Belakangan ini, sejumlah komunitas buku mulai bermunculan dan bergeliat seakan menunjukkan api literasi di kota ukir yang tak ingin redup.
Melalui diskusi santai, obrolan ringan namun bermakna, saling berbagi buku bacaan menjadi ruang-ruang intim yang mudah dijumpai di masyarakat.
Hal itu yang sedang diupayakan salah satu komunitas buku yang berbasis di Jepara bagian Selatan, yakni Klub Baca Aksara. Di kedai Imeda Coffee Desa Robayan, Kecamatan Kalinyamatan, Jepara itu, mereka tak hanya membincangkan buku, tetapi juga menghadirkan ruang diskusi untuk menularkan virus baca kepada masyarakat.
Di tengah budaya scrolling dan zaman di mana orang dapat berinteraksi dengan siapa saja dalam hitungan detik, para pecandu buku ini lebih memilih berinteraksi dengan cara yang lebih sederhana, yakni diskusi buku.
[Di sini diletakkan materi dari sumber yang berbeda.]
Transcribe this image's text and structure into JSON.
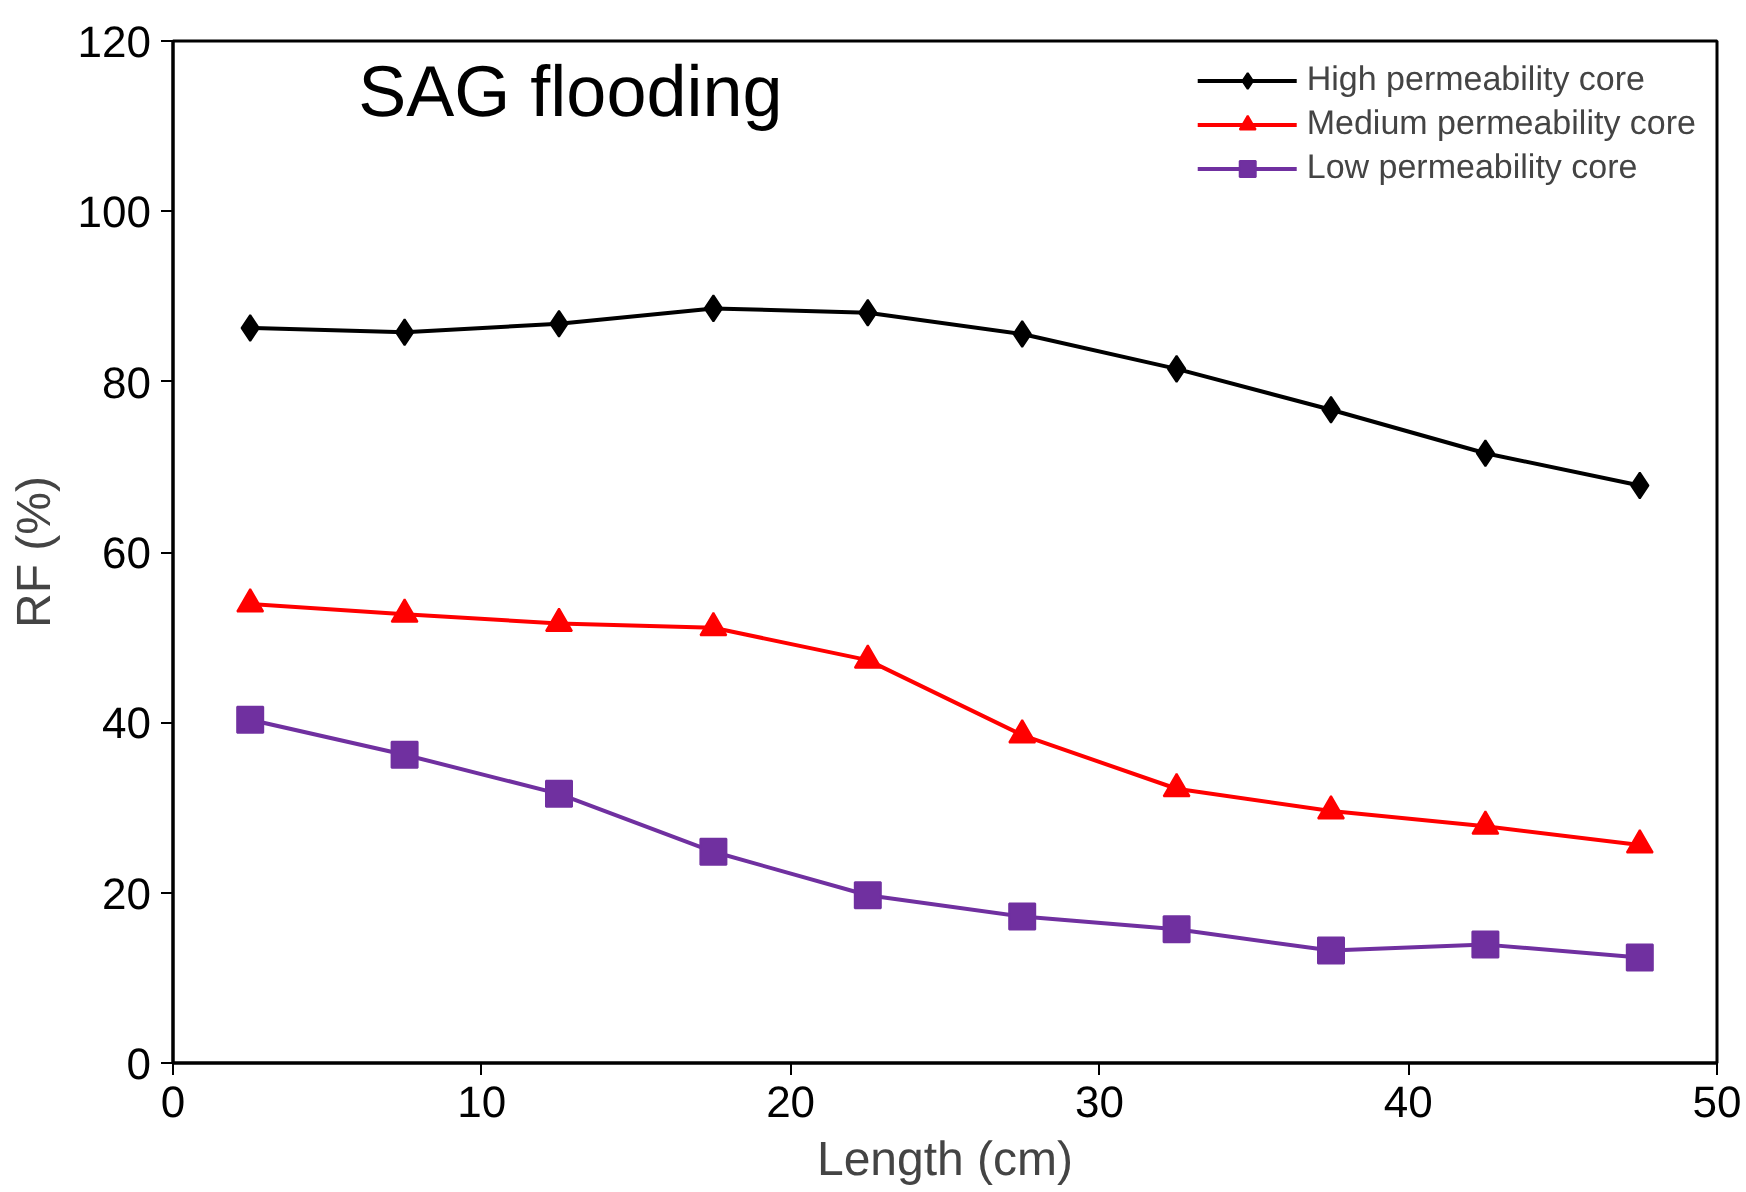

Penggiat Klub Baca Aksara, Friska Dwi Aprilia mengatakan bahwa gerakan ini muncul berawal dari keresahan dalam mencari ruang atau wadah dalam membahas buku.
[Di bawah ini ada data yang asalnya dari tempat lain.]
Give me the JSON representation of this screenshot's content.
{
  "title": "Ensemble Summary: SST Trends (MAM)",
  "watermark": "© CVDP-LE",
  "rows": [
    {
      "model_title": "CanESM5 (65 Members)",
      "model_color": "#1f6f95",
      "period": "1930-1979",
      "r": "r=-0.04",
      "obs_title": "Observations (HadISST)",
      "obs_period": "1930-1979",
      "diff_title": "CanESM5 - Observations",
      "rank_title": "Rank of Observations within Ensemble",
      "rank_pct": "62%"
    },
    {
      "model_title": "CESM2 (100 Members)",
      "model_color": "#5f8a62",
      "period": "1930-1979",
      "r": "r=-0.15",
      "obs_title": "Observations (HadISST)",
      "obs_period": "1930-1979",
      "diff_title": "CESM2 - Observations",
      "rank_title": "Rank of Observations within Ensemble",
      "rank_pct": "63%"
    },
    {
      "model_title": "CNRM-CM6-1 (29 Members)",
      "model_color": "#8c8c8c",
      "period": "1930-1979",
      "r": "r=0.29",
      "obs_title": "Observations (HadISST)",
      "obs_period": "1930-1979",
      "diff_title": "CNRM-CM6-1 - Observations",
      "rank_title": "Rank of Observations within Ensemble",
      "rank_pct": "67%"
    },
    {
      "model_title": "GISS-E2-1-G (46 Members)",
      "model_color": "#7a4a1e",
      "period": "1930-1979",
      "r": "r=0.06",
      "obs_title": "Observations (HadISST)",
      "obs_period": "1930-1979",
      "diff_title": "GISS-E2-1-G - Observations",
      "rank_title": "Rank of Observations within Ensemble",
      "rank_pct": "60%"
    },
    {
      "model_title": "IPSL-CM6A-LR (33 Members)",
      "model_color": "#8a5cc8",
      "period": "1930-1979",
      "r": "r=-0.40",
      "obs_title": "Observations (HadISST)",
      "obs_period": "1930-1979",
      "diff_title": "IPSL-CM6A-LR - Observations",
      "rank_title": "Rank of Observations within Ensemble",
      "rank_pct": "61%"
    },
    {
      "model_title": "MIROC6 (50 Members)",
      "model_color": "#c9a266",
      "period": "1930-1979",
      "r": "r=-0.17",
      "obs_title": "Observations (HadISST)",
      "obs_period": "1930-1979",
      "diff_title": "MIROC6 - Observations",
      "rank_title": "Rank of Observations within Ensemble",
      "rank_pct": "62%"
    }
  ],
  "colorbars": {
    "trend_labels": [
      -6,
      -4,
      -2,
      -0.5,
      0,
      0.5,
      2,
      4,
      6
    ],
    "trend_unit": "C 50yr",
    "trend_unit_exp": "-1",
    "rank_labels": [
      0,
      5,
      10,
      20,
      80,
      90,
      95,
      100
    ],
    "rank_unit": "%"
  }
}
Ia mengungkapkan, sebenarnya di Jepara banyak anak muda yang hobi membaca, namun terkendala wadah dalam mengekspresikan kesamaan hobinya.
Terlebih di wilayah Jepara Selatan, dia melihat belum ada komunitas yang merangkul para pecandu buku ini untuk berkumpul dan bertukar bahan bacaan secara langsung.
"Kami awalnya hanya ingin menghadirkan ruang temu, supaya teman-teman di sekitar sini juga punya tempat untuk berbagi cerita, terutama soal buku," ujar Friska, Minggu (28/6).
Meskipun tak banyak orang, diskusi yang berjalan cukup intens. Sejak pukul 16.00 WIB yang diawali dengan silent reading, obrolan soal buku berlangsung mengalir hingga lima jam lamanya, tentu dengan jeda seperti adzan magrib dan istirahat sejenak.
Friska mengakui diskusi semacam itu justru lebih efektif dan intens dalam membahas buku. Setiap peserta diminta mengutarakan pendapatnya tentang buku yang dibaca atau topik yang sedang diobrolkan.
Tak muluk-muluk soal pemajuan literasi daerah, komunitas itu justru hadir dengan cara yang lebih jujur, memperbanyak diskusi dan sharing bacaan tanpa menghiraukan dokumentasi berlebih atau unggahan fomo di media sosial.